Harley: (Już się nie odzywam...)
Seliel: Morruś stawiaj kolejkę... *uśmiecha się*
Morro: *Śmieje się* Jak ty umiesz być miła gdy coś chcesz...Harley to samo co wcześniej? *patrzy na dziewczynę*
Harley: Nie powinnam, ale dzisiaj mam wszystko gdzieś...więc, może być
Morro: To co wcześniej... *mówi do barmana*
Seliel: Czekaj...to w ogóle ze sobą nie gadacie? *patrzy na Harley*
Harley: Gadamy i to nie mało...po prostu ostatnio jest zajęty i tyle *mówi obojętnie*
Seliel: Eh...wolę ci nie doradzać... (Bo ja nie znam się na takich rzeczach...każdy związek spieprzyłam...więc mogę radzić jak spieprzyć miłość...)
Morro: Oj lepiej ty jej nie doradzaj... *śmieje się*
Barman: *podaje zamówienie i patrzy na Harley* Ej ,a czy ty nie jesteś przypadkiem asystentką tego magika...jak on tam...
Harley: Zielonego Szerszenia...owszem, to ktoś jeszcze o tym pamięta?
Barman: Byłem na paru waszych występach...ej mogę autograf?
Seliel: (Wow...nie wiedziałam ,że ona taka sławna...)

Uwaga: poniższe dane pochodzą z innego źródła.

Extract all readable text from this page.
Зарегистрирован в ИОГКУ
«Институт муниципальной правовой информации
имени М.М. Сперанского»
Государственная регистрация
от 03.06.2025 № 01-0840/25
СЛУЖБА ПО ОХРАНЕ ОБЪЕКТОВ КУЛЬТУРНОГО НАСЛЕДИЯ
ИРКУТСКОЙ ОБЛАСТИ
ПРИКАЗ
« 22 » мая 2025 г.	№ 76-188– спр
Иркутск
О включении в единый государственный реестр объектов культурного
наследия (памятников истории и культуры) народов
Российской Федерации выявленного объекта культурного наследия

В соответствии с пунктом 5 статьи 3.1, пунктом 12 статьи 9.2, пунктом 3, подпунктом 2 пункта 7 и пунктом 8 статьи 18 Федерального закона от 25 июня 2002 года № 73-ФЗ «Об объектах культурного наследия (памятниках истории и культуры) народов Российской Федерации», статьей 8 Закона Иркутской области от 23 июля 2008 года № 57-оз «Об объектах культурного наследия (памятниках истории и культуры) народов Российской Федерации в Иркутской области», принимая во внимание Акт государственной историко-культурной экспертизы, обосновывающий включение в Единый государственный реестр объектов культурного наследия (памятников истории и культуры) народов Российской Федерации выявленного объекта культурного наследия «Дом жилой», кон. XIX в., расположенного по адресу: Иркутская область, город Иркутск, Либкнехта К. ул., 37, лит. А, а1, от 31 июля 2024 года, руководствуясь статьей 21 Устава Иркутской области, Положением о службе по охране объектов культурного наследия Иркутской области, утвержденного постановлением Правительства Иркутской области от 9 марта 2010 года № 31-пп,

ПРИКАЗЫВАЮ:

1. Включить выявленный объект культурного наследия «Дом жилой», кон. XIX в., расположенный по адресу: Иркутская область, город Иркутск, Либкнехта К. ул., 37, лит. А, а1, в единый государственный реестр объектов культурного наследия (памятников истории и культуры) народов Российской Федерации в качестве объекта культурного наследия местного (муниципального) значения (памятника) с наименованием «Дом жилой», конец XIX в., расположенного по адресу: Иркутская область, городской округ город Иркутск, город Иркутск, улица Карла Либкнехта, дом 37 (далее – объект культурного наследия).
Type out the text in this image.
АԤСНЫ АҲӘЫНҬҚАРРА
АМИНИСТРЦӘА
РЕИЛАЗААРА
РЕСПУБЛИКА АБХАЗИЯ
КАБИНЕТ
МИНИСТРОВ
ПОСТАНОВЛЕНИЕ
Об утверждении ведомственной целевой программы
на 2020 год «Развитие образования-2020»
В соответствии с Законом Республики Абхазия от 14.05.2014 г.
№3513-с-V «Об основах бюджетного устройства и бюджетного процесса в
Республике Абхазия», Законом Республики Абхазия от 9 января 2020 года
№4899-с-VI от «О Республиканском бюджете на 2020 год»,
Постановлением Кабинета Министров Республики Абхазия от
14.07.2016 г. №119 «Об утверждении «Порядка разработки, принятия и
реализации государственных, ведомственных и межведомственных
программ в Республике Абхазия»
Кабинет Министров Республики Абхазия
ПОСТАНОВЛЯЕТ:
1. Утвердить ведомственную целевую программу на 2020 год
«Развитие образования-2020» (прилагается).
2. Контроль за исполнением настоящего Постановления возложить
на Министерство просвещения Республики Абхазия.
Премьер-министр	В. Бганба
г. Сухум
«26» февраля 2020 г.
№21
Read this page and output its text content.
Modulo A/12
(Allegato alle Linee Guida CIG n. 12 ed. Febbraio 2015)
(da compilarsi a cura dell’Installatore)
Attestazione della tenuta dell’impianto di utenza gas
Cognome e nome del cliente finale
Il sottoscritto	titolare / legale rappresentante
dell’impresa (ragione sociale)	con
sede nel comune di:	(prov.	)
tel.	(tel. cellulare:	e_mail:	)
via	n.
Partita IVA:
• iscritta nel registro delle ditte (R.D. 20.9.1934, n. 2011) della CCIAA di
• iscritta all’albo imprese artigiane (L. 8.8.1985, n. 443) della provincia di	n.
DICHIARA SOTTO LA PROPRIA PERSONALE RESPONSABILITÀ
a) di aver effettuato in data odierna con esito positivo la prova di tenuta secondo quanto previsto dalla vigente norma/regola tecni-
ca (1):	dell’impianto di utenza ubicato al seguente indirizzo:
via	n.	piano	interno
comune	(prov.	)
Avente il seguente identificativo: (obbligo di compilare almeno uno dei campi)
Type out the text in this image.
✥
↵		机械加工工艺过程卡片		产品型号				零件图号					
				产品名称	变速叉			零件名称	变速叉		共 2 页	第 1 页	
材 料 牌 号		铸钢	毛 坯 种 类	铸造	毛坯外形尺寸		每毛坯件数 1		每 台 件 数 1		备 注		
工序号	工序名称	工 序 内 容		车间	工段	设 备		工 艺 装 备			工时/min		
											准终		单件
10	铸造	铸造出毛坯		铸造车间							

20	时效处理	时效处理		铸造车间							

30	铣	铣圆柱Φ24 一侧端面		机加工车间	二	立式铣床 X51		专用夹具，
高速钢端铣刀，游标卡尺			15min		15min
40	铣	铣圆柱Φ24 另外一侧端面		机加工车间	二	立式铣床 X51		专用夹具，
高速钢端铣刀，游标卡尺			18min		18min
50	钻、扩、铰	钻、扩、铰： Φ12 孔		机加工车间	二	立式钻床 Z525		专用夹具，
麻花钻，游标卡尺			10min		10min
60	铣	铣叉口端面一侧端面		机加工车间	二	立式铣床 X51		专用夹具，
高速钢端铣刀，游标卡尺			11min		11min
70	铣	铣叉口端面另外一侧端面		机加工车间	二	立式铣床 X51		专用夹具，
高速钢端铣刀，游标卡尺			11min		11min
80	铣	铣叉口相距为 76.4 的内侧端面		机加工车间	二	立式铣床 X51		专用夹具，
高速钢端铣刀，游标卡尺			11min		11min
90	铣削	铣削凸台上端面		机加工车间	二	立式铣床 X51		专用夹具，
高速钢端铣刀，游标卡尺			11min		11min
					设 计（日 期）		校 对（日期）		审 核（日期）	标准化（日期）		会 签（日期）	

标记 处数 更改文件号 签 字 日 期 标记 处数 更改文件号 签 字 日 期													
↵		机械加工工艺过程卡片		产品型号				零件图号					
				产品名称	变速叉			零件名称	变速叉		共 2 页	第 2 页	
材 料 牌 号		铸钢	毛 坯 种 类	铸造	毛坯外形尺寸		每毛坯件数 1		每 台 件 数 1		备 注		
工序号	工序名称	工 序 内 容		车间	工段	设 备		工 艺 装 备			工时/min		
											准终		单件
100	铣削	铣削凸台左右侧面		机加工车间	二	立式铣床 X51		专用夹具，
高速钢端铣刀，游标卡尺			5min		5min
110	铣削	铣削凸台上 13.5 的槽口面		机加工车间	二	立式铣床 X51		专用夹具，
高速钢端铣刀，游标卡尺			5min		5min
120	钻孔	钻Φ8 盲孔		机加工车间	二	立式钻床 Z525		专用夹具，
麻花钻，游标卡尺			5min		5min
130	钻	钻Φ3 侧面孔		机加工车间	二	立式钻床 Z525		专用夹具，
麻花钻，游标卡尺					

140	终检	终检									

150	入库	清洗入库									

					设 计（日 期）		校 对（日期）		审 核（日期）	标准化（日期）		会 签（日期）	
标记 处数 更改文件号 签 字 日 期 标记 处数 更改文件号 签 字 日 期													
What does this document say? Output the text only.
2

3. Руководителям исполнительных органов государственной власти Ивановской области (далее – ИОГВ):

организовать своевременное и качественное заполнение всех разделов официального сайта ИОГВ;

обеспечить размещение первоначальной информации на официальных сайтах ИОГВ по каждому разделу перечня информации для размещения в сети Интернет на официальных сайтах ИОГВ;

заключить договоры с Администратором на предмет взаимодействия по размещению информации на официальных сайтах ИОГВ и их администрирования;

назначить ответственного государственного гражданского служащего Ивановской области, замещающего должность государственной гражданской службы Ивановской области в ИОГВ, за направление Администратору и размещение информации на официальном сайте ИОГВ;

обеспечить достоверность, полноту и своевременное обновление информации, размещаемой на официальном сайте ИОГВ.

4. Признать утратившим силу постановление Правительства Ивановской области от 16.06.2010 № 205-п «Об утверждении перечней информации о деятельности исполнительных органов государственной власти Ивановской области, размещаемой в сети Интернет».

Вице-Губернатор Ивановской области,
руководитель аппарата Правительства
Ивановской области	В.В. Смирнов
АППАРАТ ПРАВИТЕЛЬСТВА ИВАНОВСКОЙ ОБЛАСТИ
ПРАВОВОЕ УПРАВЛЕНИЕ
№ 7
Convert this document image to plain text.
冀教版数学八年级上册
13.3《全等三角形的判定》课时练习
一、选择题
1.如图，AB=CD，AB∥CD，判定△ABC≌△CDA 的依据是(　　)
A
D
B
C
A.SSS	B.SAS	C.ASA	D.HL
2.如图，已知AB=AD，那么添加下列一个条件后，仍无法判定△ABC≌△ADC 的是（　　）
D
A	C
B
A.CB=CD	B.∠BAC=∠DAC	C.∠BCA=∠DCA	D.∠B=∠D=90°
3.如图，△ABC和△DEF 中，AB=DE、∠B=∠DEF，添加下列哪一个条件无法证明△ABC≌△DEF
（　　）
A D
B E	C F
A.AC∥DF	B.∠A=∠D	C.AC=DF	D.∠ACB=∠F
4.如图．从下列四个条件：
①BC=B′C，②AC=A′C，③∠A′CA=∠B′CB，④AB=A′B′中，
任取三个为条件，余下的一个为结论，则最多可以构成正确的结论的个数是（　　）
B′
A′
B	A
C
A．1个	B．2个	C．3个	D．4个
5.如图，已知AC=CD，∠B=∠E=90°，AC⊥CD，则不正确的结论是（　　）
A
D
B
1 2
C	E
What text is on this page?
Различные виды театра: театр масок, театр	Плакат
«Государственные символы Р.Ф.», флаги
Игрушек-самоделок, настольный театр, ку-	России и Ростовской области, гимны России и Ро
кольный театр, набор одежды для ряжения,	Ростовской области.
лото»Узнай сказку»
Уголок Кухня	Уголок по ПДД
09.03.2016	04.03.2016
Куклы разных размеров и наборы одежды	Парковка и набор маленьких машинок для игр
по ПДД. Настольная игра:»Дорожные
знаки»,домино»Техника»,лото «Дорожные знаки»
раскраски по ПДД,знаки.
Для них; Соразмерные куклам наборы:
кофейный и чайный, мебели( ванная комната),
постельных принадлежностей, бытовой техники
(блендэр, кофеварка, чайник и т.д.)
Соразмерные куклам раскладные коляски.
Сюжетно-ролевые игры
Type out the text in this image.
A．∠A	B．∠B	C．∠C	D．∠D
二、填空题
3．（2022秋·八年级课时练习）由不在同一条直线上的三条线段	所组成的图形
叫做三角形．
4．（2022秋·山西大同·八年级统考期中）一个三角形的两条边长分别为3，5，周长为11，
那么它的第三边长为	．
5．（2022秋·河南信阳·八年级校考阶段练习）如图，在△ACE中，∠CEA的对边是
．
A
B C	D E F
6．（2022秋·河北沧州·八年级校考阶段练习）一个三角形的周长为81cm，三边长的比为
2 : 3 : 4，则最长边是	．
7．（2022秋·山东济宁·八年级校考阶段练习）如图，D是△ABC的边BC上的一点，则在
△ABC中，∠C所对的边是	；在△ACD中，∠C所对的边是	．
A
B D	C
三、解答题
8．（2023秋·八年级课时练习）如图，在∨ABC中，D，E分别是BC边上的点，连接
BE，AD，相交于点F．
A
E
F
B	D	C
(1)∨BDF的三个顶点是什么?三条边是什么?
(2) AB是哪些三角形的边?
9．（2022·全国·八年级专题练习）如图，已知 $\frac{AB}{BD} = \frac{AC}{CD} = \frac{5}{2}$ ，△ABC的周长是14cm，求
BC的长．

Harley: Jasne...*wyjmuje długopis i podpisuje serwetkę, po czym podsuwa barmanowi*
Barman: Dzięki... *bierze szczęśliwy serwetkę i odchodzi*
Morro: Nie wiedziałem ,że znam taką sławę... *śmieje się i patrzy na Harley*
Harley: Jaka tam sława *przewraca długopis między palcami* Dawno tego nie robiłam, ciekawe czy wyszłam z wprawy *myśli*
Seliel: Czarny mary ,pół robaka, zgiń ,przepadnij ,dostań raka... *śmieje się*
Morro: Czarodziejka się znalazła... *śmieje się* Przepraszam...wiedźma...
Seliel: Zamknij ryja...
Harley: Hm...*bawi się długopisem, po czym chowa go do kieszeni, a z drugiej wyjmuje karty* (Pewnie ich nie wyjęłam) *uśmiecha się sama do siebie*
Seliel: Co kombinujesz? *uśmiecha się do przyjaciółki*
Harley: Sama nie wiem...*rozkłada karty* Wybierz jedną i mi nie pokazuj *uśmiecha się*
Seliel: Aaa...no dobra... *wybiera 8 kier*
Harley: *chowa kartę z powrotem, oczywiście na nią nie patrząc. Składa, tasuje i rozkłada ponownie* Hm...*udaje, że myśli*
Seliel: *uśmiecha się*
Morro: Chybi... *śmieje się*
Harley: *bierze kartę i pokazuje As wino* Ups...*przewraca w palcach kartę i pokazuje 8 kier* Ta? *uśmiecha się*
Seliel: Nigdy nie ogarnę jak ty to robisz... *uśmiecha się*
Morro: Zarobiła byś na tym... *pije alkohol*
Harley: To tylko czysta magia *uśmiecha się i tasuje karty*
Seliel: Tylko....
YOU ARE READING
Ninjago...Nieodwracalny Bieg Zdarzeń
Teen FictionWakacje...wszystko zaczyna się od spotkania na obozie. To tam po raz pierwszy spotykają się nasi bohaterowie. No właśnie...kim są nasi bohaterowie? Otóż wyjaśniam...nikim. Nie no... na serio. Są zwyczajnymi nastolatkami. Którzy przeżywają najpiękni...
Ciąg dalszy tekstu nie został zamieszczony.